Make these routines your own, but make them. I call it “Setting Up Your Success Routine”. Studies have shown that it takes about three weeks to create a new habit. Also, keep in mind that changing Systems is Easier Than Changing Behaviors. If your system fails, don’t try and change your behavior; try to change your system. 
Pill boxes marked with the days of the week is a good example of changing a system instead of a behavior. We often have the best intentions, but we often forget until something is worked into our routine. Even routines are systems that may need changing. If you forget to take your medication each day, simply trying to change only your behavior is often a failing challenge. Change the system, change the routine. Maybe you could put your medication bottle next to your coffee maker and take your pill every time you make your morning coffee. You may find that then the question becomes, ‘did I take the medication’? Tweak the routine, buy a pill box marked with the days of the week, and refill it for Sunday to Saturday the moment you take your Saturday pill. 
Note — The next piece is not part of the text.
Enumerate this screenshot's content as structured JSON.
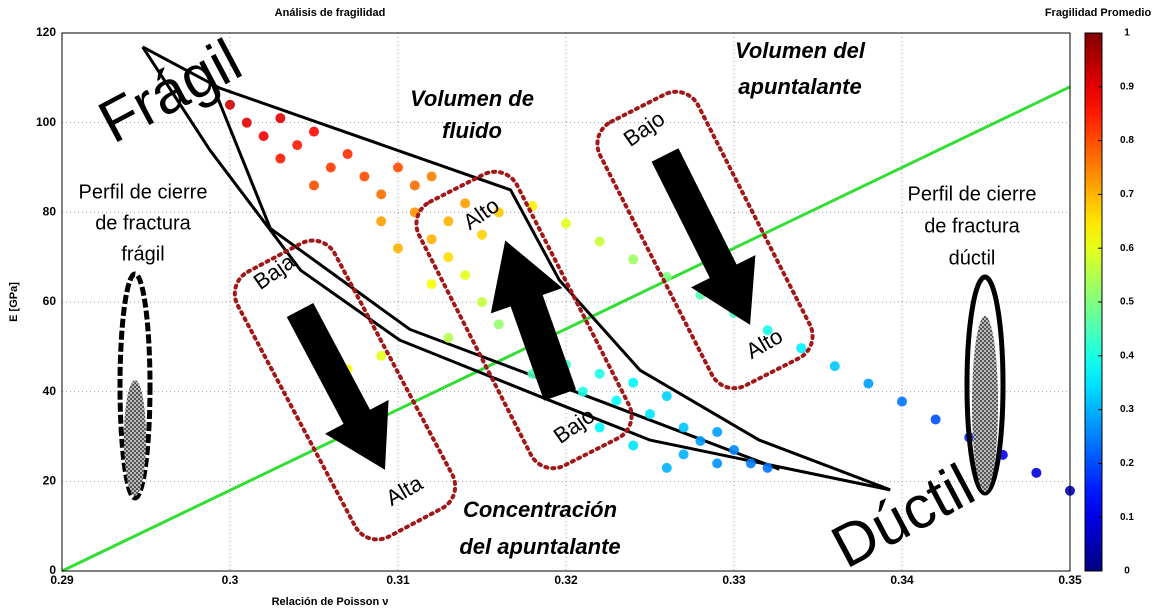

Use this perspective as you develop your business routines. If they are not working, change them. It is easier to change a routine or process than to try and change just the behavior. If Friday nights do not work for you, try a time that does, such as Monday mornings. 
Work with yourself. There’s the phrase “Don't change your habits, change your habitat.” For example, do you constantly leave your socks on the floor in the living room? Put a hamper in the living room.   Do you constantly leave paperwork on that side desk in the hallways? Put a folder there specifically for the business documents.  Willpower is hard to control. We have more control over our environment, so set up the environment such that these processes are easier to put into practice. Our brain has less bandwidth than we think, and we will forget things that we were confident that we would remember. But we rarely forget to brush our teeth! Similarly, set up habits and routines that need no brain bandwidth to maintain, and you will set yourself, and your business, up for success.